Sophy Burnham, A Book of Angels, Part 2

Once I asked my father if he believed in God. He put down his papers, removed his glasses, uncrossed his legs, and considered his answer:

"I have no reason to believe in God," he said. "I have never seen anything to convince me there is a God. On the other band," he continued, voice lifting in his legal lilt, "I've noticed throughout my life that all of the most brilliant minds of every generation believe in God--Tolstoy, Einstein, Marcus Aurelius--and who am I to say there's not? So I tend to go along with Pascal that if there's a God, I'm better off paying my dues, and if there isn't one, I haven't lost anything. You should hedge your bets."

I tell this to show that my environment did not encourage psychic experiences or the weird meanderings of a mind deranged. We were pragmatic.

Of course, if the conversation at the dining room table suddenly came to a halt for ten or twenty seconds, my mother or an aunt might say, "There's an angel passing through the room." For an instant we children would consider what an angel might look like and why we would all grow still at its approach. "There's an angel passing through the room," a grown-up would say; the silence would fracture like glass into laughter and the conversations pick up again, bright and sharp as wind.

So that was our childhood--my sister, brother, and myself romping with our dogs and clambering on the chicken-house roof when our mother wouldn't see, or jumping off the garage rafters; we climbed trees and swung green as apples in our Eden. We rode to school in a car pool, sat dully in overheated classes, stupefied by the hissing radiators and bored by the monotony of the teacher's voice. We learned the proper rules. We fought with friends, made up, sulked or laughed in perfectly normal, thoughtless, childhood life. The only thing that made us different perhaps was the isolation of living in the country during World War II. We listened to the radio, talked to one another, read.

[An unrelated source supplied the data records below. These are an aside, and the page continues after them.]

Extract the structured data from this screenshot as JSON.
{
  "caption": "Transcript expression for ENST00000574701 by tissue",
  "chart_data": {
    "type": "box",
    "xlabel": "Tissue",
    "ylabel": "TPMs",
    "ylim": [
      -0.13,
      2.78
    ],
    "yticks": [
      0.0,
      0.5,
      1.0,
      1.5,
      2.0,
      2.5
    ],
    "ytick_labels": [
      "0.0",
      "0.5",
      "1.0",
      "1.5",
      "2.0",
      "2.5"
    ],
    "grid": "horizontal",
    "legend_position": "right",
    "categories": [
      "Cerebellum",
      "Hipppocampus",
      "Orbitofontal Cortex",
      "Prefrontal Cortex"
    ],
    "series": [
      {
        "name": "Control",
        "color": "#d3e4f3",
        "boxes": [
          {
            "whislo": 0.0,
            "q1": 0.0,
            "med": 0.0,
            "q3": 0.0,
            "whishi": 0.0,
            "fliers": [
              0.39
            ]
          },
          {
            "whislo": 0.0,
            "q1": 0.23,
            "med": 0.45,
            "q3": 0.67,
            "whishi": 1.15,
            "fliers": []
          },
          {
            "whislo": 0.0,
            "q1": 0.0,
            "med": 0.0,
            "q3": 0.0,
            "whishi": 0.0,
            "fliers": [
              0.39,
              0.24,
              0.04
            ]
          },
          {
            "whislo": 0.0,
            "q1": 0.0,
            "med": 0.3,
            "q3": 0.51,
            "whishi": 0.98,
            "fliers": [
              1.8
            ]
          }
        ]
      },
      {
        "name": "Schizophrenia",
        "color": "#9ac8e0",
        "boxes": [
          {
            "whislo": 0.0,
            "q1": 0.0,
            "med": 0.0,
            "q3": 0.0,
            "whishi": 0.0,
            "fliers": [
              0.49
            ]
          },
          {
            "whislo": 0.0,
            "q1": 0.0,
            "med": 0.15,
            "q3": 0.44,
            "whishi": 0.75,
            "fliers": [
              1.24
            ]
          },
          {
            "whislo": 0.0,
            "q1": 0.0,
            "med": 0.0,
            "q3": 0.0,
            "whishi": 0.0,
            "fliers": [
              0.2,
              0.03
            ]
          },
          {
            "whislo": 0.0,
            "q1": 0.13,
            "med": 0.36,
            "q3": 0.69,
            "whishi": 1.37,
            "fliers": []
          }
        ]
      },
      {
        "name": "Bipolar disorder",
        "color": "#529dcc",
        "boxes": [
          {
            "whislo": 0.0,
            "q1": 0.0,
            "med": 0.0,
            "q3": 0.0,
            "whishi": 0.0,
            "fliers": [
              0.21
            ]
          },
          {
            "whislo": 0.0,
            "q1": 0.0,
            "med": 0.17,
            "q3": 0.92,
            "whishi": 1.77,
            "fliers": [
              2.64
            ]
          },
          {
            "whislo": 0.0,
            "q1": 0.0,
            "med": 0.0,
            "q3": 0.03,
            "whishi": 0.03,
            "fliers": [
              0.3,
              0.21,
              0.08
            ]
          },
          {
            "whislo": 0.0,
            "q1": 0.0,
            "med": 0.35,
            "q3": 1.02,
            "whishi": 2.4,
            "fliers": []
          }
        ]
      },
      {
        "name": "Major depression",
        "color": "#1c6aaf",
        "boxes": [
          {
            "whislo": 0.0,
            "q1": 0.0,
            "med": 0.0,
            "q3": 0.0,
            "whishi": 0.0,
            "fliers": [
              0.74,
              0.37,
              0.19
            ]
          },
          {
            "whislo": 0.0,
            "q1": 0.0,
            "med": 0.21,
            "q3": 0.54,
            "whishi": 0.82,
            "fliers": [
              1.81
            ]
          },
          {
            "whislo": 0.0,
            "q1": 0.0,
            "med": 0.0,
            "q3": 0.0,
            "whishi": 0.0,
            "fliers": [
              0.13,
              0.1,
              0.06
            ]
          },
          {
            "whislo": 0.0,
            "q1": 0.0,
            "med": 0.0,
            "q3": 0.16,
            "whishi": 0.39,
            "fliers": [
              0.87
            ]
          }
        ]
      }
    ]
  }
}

We read constantly. We read the classics and were ridiculed for not having finished all of Shakespeare before the age of twelve, as our Aunt Kate had, or for not having opened Herodotus. I went away to boarding school, continued on to college, graduated, and got a job as a typist (which is what a woman did in those days when she graduated with honors from a major college). I married. I had children. I worked.